Rusya lideri Vladimir Putin, 19 Aralık’ta düzenlediği yıl sonu basın toplantısında “Durumun çarpıcı formda değiştiğini söylemeliyim. Cephe sınırının tamamında hareket var. Her gün” demişti.
Ukrayna’nın doğusunda Moskova’nın savaş makinesi, Donbas’ın açık ovalarında kilometre kilometre ilerliyor, kent ve kasabaların etrafını sarıyor.
Bazı siviller, savaş ulaşmadan kaçıyor. Kimileriyse, taşıyabilecekleri eşyalarını toplayıp, otobüs ve trenlerle daha batıya gitmeden evvel etraflarında top mermilerinin patlamasını bekliyor.

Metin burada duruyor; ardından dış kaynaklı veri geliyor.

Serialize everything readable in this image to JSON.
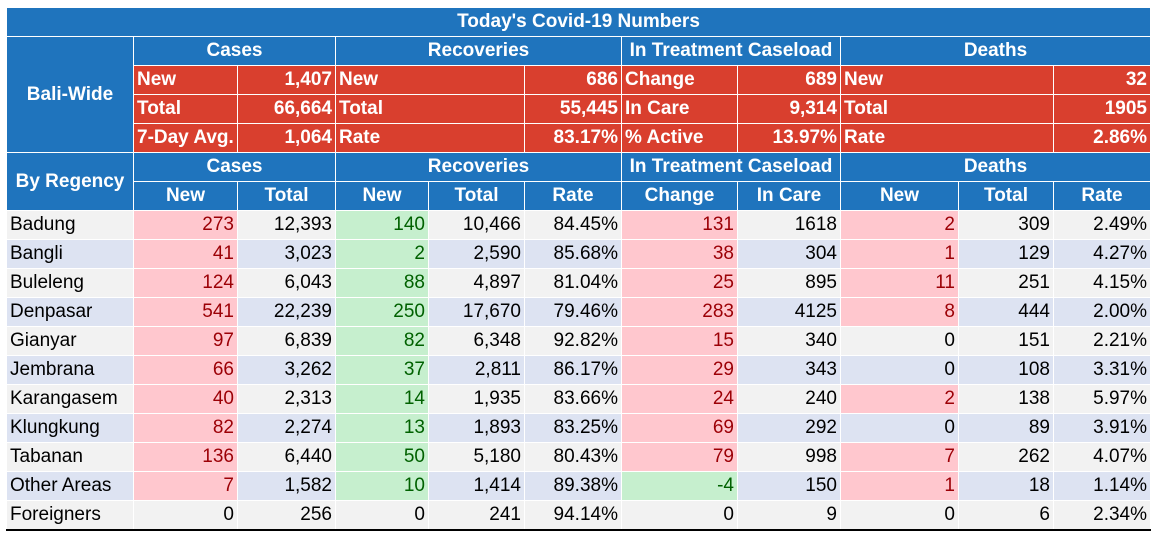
{
  "title": "Today's Covid-19 Numbers",
  "bali_wide": {
    "label": "Bali-Wide",
    "groups": [
      "Cases",
      "Recoveries",
      "In Treatment Caseload",
      "Deaths"
    ],
    "rows": [
      [
        [
          "New",
          "1,407"
        ],
        [
          "New",
          "686"
        ],
        [
          "Change",
          "689"
        ],
        [
          "New",
          "32"
        ]
      ],
      [
        [
          "Total",
          "66,664"
        ],
        [
          "Total",
          "55,445"
        ],
        [
          "In Care",
          "9,314"
        ],
        [
          "Total",
          "1905"
        ]
      ],
      [
        [
          "7-Day Avg.",
          "1,064"
        ],
        [
          "Rate",
          "83.17%"
        ],
        [
          "% Active",
          "13.97%"
        ],
        [
          "Rate",
          "2.86%"
        ]
      ]
    ]
  },
  "by_regency": {
    "label": "By Regency",
    "groups": [
      "Cases",
      "Recoveries",
      "In Treatment Caseload",
      "Deaths"
    ],
    "columns": [
      "New",
      "Total",
      "New",
      "Total",
      "Rate",
      "Change",
      "In Care",
      "New",
      "Total",
      "Rate"
    ],
    "rows": [
      {
        "name": "Badung",
        "values": [
          "273",
          "12,393",
          "140",
          "10,466",
          "84.45%",
          "131",
          "1618",
          "2",
          "309",
          "2.49%"
        ]
      },
      {
        "name": "Bangli",
        "values": [
          "41",
          "3,023",
          "2",
          "2,590",
          "85.68%",
          "38",
          "304",
          "1",
          "129",
          "4.27%"
        ]
      },
      {
        "name": "Buleleng",
        "values": [
          "124",
          "6,043",
          "88",
          "4,897",
          "81.04%",
          "25",
          "895",
          "11",
          "251",
          "4.15%"
        ]
      },
      {
        "name": "Denpasar",
        "values": [
          "541",
          "22,239",
          "250",
          "17,670",
          "79.46%",
          "283",
          "4125",
          "8",
          "444",
          "2.00%"
        ]
      },
      {
        "name": "Gianyar",
        "values": [
          "97",
          "6,839",
          "82",
          "6,348",
          "92.82%",
          "15",
          "340",
          "0",
          "151",
          "2.21%"
        ]
      },
      {
        "name": "Jembrana",
        "values": [
          "66",
          "3,262",
          "37",
          "2,811",
          "86.17%",
          "29",
          "343",
          "0",
          "108",
          "3.31%"
        ]
      },
      {
        "name": "Karangasem",
        "values": [
          "40",
          "2,313",
          "14",
          "1,935",
          "83.66%",
          "24",
          "240",
          "2",
          "138",
          "5.97%"
        ]
      },
      {
        "name": "Klungkung",
        "values": [
          "82",
          "2,274",
          "13",
          "1,893",
          "83.25%",
          "69",
          "292",
          "0",
          "89",
          "3.91%"
        ]
      },
      {
        "name": "Tabanan",
        "values": [
          "136",
          "6,440",
          "50",
          "5,180",
          "80.43%",
          "79",
          "998",
          "7",
          "262",
          "4.07%"
        ]
      },
      {
        "name": "Other Areas",
        "values": [
          "7",
          "1,582",
          "10",
          "1,414",
          "89.38%",
          "-4",
          "150",
          "1",
          "18",
          "1.14%"
        ]
      },
      {
        "name": "Foreigners",
        "values": [
          "0",
          "256",
          "0",
          "241",
          "94.14%",
          "0",
          "9",
          "0",
          "6",
          "2.34%"
        ]
      }
    ]
  },
  "colors": {
    "header_blue": "#1f74bd",
    "bali_red": "#d93f2e",
    "pink_bg": "#ffc7ce",
    "pink_text": "#9c0006",
    "green_bg": "#c6efce",
    "green_text": "#006100"
  }
}
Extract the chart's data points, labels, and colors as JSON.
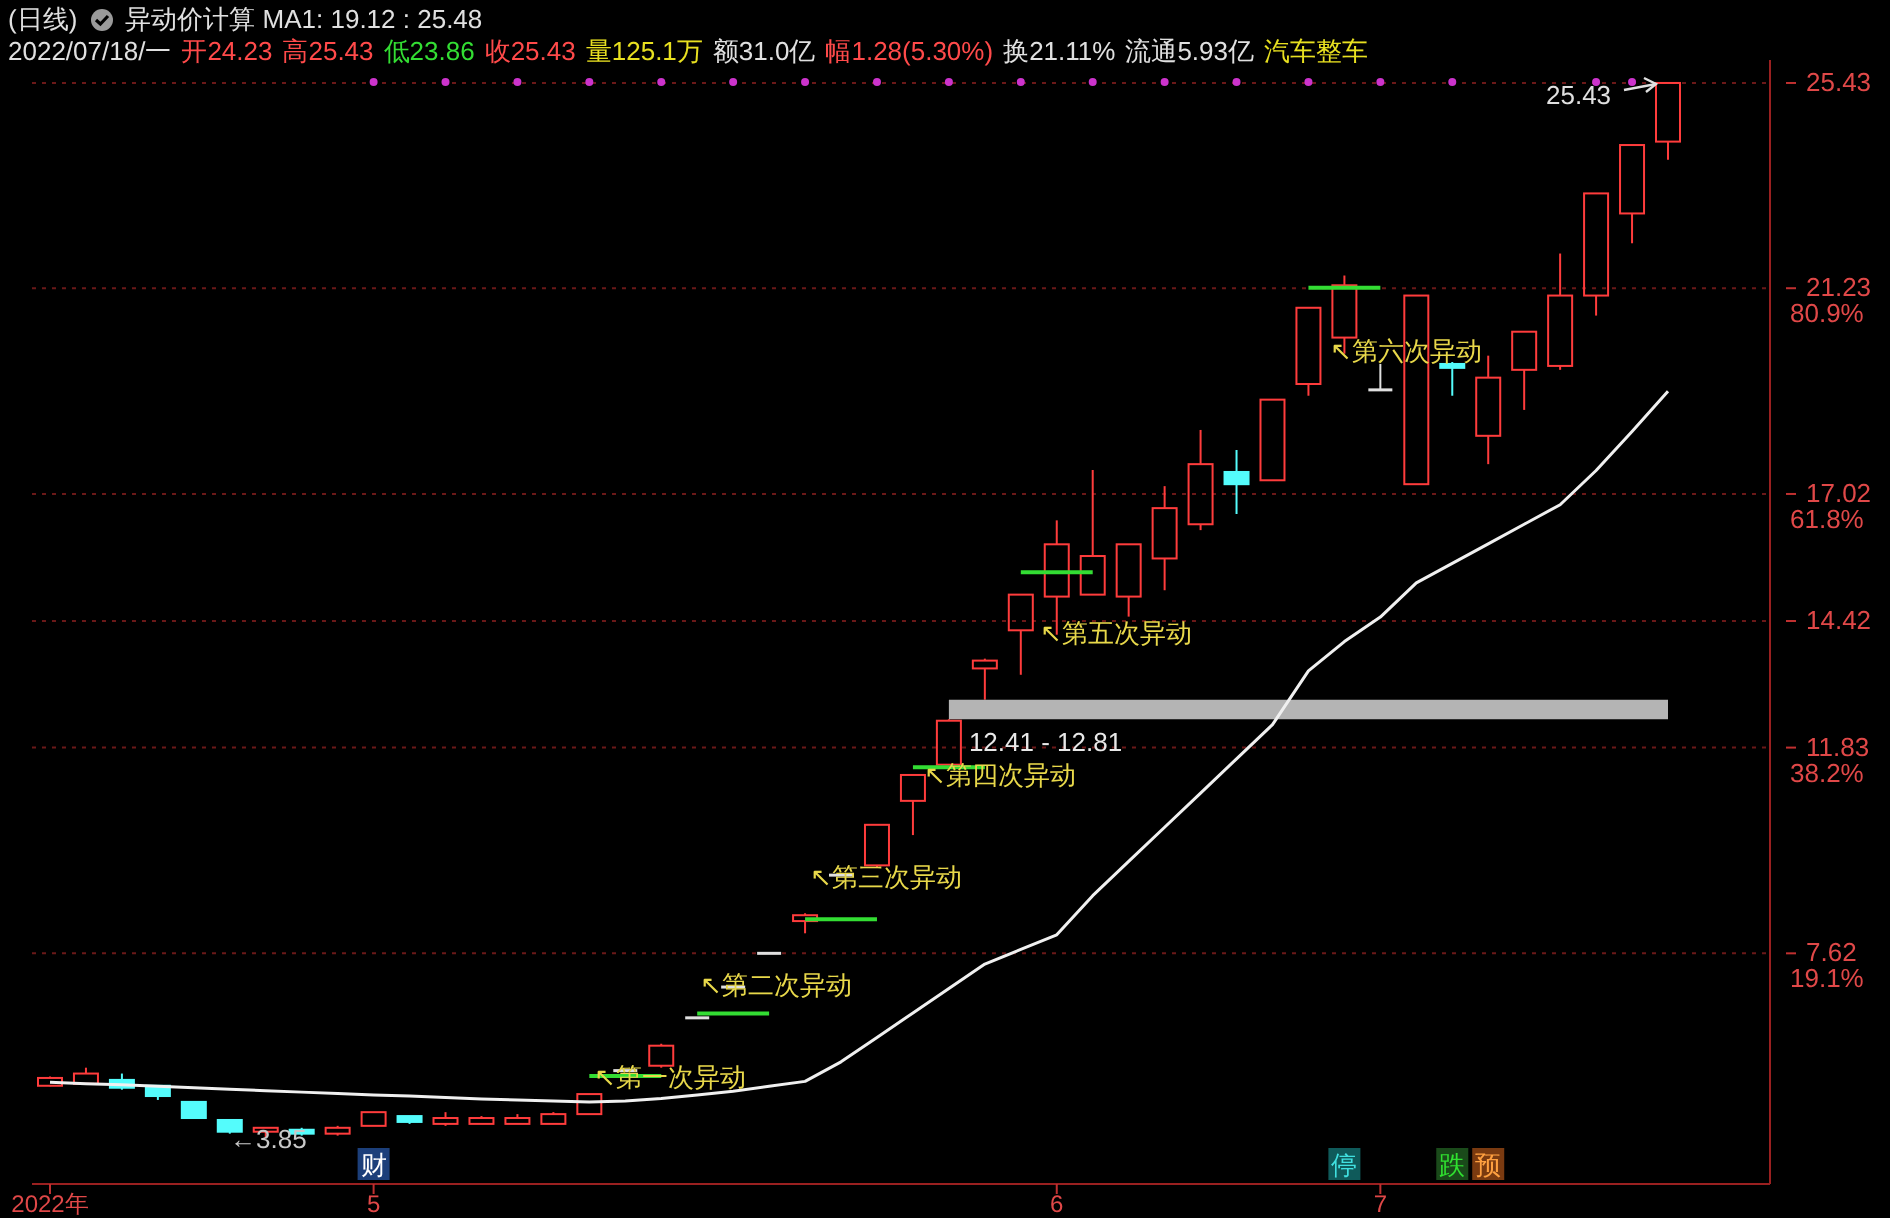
{
  "chart_data": {
    "type": "candlestick",
    "title": "(日线)",
    "subtitle": "异动价计算  MA1: 19.12 : 25.48",
    "categories": [
      "2022年",
      null,
      null,
      null,
      null,
      null,
      null,
      null,
      null,
      "5",
      null,
      null,
      null,
      null,
      null,
      null,
      null,
      null,
      null,
      null,
      null,
      null,
      null,
      null,
      null,
      null,
      null,
      null,
      "6",
      null,
      null,
      null,
      null,
      null,
      null,
      null,
      null,
      "7",
      null,
      null,
      null,
      null,
      null,
      null,
      null,
      null
    ],
    "ohlc": [
      [
        4.91,
        5.1,
        4.9,
        5.07
      ],
      [
        4.95,
        5.28,
        4.95,
        5.16
      ],
      [
        5.03,
        5.16,
        4.83,
        4.87
      ],
      [
        4.91,
        4.91,
        4.62,
        4.7
      ],
      [
        4.58,
        4.58,
        4.25,
        4.25
      ],
      [
        4.21,
        4.21,
        3.93,
        3.97
      ],
      [
        3.97,
        4.05,
        3.85,
        4.05
      ],
      [
        4.01,
        4.05,
        3.89,
        3.93
      ],
      [
        3.93,
        4.09,
        3.89,
        4.05
      ],
      [
        4.09,
        4.37,
        4.09,
        4.37
      ],
      [
        4.29,
        4.29,
        4.13,
        4.17
      ],
      [
        4.13,
        4.37,
        4.09,
        4.25
      ],
      [
        4.13,
        4.29,
        4.13,
        4.25
      ],
      [
        4.13,
        4.33,
        4.13,
        4.25
      ],
      [
        4.13,
        4.37,
        4.13,
        4.33
      ],
      [
        4.33,
        4.74,
        4.33,
        4.74
      ],
      [
        5.22,
        5.22,
        5.22,
        5.22
      ],
      [
        5.32,
        5.77,
        5.28,
        5.73
      ],
      [
        6.3,
        6.3,
        6.3,
        6.3
      ],
      [
        6.93,
        6.93,
        6.93,
        6.93
      ],
      [
        7.62,
        7.62,
        7.62,
        7.62
      ],
      [
        8.28,
        8.44,
        8.03,
        8.4
      ],
      [
        9.22,
        9.22,
        9.22,
        9.22
      ],
      [
        9.42,
        10.25,
        9.38,
        10.25
      ],
      [
        10.74,
        11.27,
        10.04,
        11.27
      ],
      [
        11.48,
        12.41,
        11.48,
        12.38
      ],
      [
        13.45,
        13.65,
        12.81,
        13.61
      ],
      [
        14.23,
        14.96,
        13.32,
        14.96
      ],
      [
        14.92,
        16.48,
        14.14,
        15.99
      ],
      [
        14.96,
        17.51,
        14.96,
        15.75
      ],
      [
        14.92,
        15.99,
        14.51,
        15.99
      ],
      [
        15.7,
        17.18,
        15.05,
        16.73
      ],
      [
        16.4,
        18.33,
        16.28,
        17.63
      ],
      [
        17.47,
        17.92,
        16.61,
        17.22
      ],
      [
        17.3,
        18.95,
        17.3,
        18.95
      ],
      [
        19.27,
        20.83,
        19.03,
        20.83
      ],
      [
        20.22,
        21.49,
        19.89,
        21.29
      ],
      [
        19.15,
        19.68,
        19.15,
        19.15
      ],
      [
        17.22,
        21.08,
        17.22,
        21.08
      ],
      [
        19.68,
        19.72,
        19.03,
        19.6
      ],
      [
        18.21,
        19.85,
        17.63,
        19.4
      ],
      [
        19.56,
        20.34,
        18.74,
        20.34
      ],
      [
        19.64,
        21.94,
        19.56,
        21.08
      ],
      [
        21.08,
        23.17,
        20.67,
        23.17
      ],
      [
        22.76,
        24.16,
        22.15,
        24.16
      ],
      [
        24.23,
        25.43,
        23.86,
        25.43
      ]
    ],
    "colors": [
      "#ff3c3c",
      "#ff3c3c",
      "#54fcfc",
      "#54fcfc",
      "#54fcfc",
      "#54fcfc",
      "#ff3c3c",
      "#54fcfc",
      "#ff3c3c",
      "#ff3c3c",
      "#54fcfc",
      "#ff3c3c",
      "#ff3c3c",
      "#ff3c3c",
      "#ff3c3c",
      "#ff3c3c",
      "#e0e0e0",
      "#ff3c3c",
      "#e0e0e0",
      "#e0e0e0",
      "#e0e0e0",
      "#ff3c3c",
      "#e0e0e0",
      "#ff3c3c",
      "#ff3c3c",
      "#ff3c3c",
      "#ff3c3c",
      "#ff3c3c",
      "#ff3c3c",
      "#ff3c3c",
      "#ff3c3c",
      "#ff3c3c",
      "#ff3c3c",
      "#54fcfc",
      "#ff3c3c",
      "#ff3c3c",
      "#ff3c3c",
      "#e0e0e0",
      "#ff3c3c",
      "#54fcfc",
      "#ff3c3c",
      "#ff3c3c",
      "#ff3c3c",
      "#ff3c3c",
      "#ff3c3c",
      "#ff3c3c"
    ],
    "series": [
      {
        "type": "line",
        "color": "#f0f0f0",
        "values": [
          4.98,
          4.95,
          4.93,
          4.9,
          4.87,
          4.84,
          4.81,
          4.78,
          4.75,
          4.72,
          4.7,
          4.67,
          4.64,
          4.62,
          4.6,
          4.58,
          4.6,
          4.65,
          4.72,
          4.8,
          4.9,
          5.0,
          5.4,
          5.9,
          6.4,
          6.9,
          7.4,
          7.7,
          8.0,
          8.8,
          9.5,
          10.2,
          10.9,
          11.6,
          12.3,
          13.4,
          14.0,
          14.5,
          15.2,
          15.6,
          16.0,
          16.4,
          16.8,
          17.5,
          18.3,
          19.12
        ]
      },
      {
        "type": "line",
        "color": "#33dd33",
        "values": [
          null,
          null,
          null,
          null,
          null,
          null,
          null,
          null,
          null,
          null,
          null,
          null,
          null,
          null,
          null,
          5.11,
          5.11,
          5.11,
          null,
          null,
          null,
          8.32,
          8.32,
          8.32,
          null,
          null,
          null,
          15.42,
          15.42,
          15.42,
          null,
          null,
          null,
          null,
          null,
          null,
          null,
          null,
          null,
          null,
          null,
          null,
          null,
          null,
          null,
          null
        ]
      },
      {
        "type": "line",
        "color": "#33dd33",
        "values": [
          null,
          null,
          null,
          null,
          null,
          null,
          null,
          null,
          null,
          null,
          null,
          null,
          null,
          null,
          null,
          null,
          null,
          null,
          6.39,
          6.39,
          6.39,
          null,
          null,
          null,
          11.43,
          11.43,
          11.43,
          null,
          null,
          null,
          null,
          null,
          null,
          null,
          null,
          21.24,
          21.24,
          21.24,
          null,
          null,
          null,
          null,
          null,
          null,
          null,
          null
        ]
      },
      {
        "type": "scatter",
        "color": "#cc33cc",
        "values": [
          null,
          null,
          null,
          null,
          null,
          null,
          null,
          null,
          null,
          25.45,
          null,
          25.45,
          null,
          25.45,
          null,
          25.45,
          null,
          25.45,
          null,
          25.45,
          null,
          25.45,
          null,
          25.45,
          null,
          25.45,
          null,
          25.45,
          null,
          25.45,
          null,
          25.45,
          null,
          25.45,
          null,
          25.45,
          null,
          25.45,
          null,
          25.45,
          null,
          null,
          null,
          25.45,
          25.45,
          null
        ]
      }
    ],
    "ylim": [
      2.9,
      25.9
    ],
    "yticks": [
      25.43,
      21.23,
      17.02,
      14.42,
      11.83,
      7.62
    ],
    "y2lim": [
      -2.33,
      102.1
    ],
    "y2ticks": [
      {
        "value": 80.9,
        "label": "80.9%"
      },
      {
        "value": 61.8,
        "label": "61.8%"
      },
      {
        "value": 38.2,
        "label": "38.2%"
      },
      {
        "value": 19.1,
        "label": "19.1%"
      }
    ],
    "grid": "y",
    "bands": [
      {
        "axis": "y",
        "from": 12.41,
        "to": 12.81,
        "label": "12.41 - 12.81",
        "color": "#b4b4b4"
      }
    ],
    "annotations": [
      "2022/07/18/一",
      "开24.23",
      "高25.43",
      "低23.86",
      "收25.43",
      "量125.1万",
      "额31.0亿",
      "幅1.28(5.30%)",
      "换21.11%",
      "流通5.93亿",
      "汽车整车",
      "财",
      "停",
      "跌",
      "预",
      "↖第一次异动",
      "↖第二次异动",
      "↖第三次异动",
      "↖第四次异动",
      "↖第五次异动",
      "↖第六次异动",
      "←3.85",
      "25.43"
    ]
  }
}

Kiev’in güçlü komşusuna karşı giriştiği, kamuoyundo çok fazla yer eden etkileyici asimetrik ataklarına kaşın, Rusya Şubat 2022’de topyekûn işgale başlamasından bu yana en süratli oranda toprak kazanıyor.

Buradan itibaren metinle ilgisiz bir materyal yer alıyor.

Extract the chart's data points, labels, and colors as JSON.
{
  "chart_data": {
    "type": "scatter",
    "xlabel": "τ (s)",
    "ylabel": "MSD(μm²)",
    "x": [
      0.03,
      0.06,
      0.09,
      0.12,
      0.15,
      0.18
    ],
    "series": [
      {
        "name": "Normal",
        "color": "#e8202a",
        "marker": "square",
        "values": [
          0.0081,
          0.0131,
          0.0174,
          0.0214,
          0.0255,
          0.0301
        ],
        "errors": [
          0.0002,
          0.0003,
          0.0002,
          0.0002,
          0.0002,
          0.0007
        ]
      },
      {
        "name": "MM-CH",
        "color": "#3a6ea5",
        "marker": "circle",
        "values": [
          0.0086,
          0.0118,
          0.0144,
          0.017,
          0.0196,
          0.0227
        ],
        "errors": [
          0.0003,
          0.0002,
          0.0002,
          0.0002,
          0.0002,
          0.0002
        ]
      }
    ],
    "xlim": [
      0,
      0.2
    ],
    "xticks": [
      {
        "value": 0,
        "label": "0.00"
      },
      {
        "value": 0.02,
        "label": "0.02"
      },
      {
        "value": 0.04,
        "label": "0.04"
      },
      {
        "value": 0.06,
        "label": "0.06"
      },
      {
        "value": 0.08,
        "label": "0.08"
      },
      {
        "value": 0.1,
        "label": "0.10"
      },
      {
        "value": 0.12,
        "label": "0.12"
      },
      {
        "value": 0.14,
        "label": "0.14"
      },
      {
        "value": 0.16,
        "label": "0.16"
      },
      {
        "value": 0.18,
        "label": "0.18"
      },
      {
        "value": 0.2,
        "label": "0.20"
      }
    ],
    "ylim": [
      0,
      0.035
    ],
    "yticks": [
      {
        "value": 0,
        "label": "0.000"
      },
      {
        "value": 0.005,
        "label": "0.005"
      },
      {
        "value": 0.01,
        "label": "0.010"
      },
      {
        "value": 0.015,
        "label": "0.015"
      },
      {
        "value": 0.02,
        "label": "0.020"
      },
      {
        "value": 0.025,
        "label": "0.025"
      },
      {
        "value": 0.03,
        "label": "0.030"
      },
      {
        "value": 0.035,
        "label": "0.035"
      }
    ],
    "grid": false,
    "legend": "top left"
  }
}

İşgalin üçüncü yılın sonuna yaklaştığı bu günlerde şu ana dek bir milyon kişinin vefatı ve yaralanmasına yol açtığı iddia edilirken, Ukrayna savaşı kaybediyor üzere görünüyor.
Bu ortada, uzakta, Washington’da ise pek de Ukrayna’ya ya da başkanına duyduğu sevgiyle tanınmayan, ne yapacağı varsayım edilemeyen Donald Trump, Beyaz Saray’ı devralmak üzere.
Bir dönüm noktasına gelmiş üzereyiz. Pekala, 2025 hakikaten bu yıkıcı Arupa savaşının nihayet sona erdiği yıl olabilir mi? Savaş biterse, kesin sonuç neye benzeyecek?
‘Müzakere lafları bir illüzyon’
Trump’ın iktidara geldiği birinci 24 saat içinde savaşı sona erdirme vaadi, tipik bir cafcaflı böbürlenme. Lakin savaş ve Amerika’nın maliyetli müdahalesinden bıkmış birinden geliyor.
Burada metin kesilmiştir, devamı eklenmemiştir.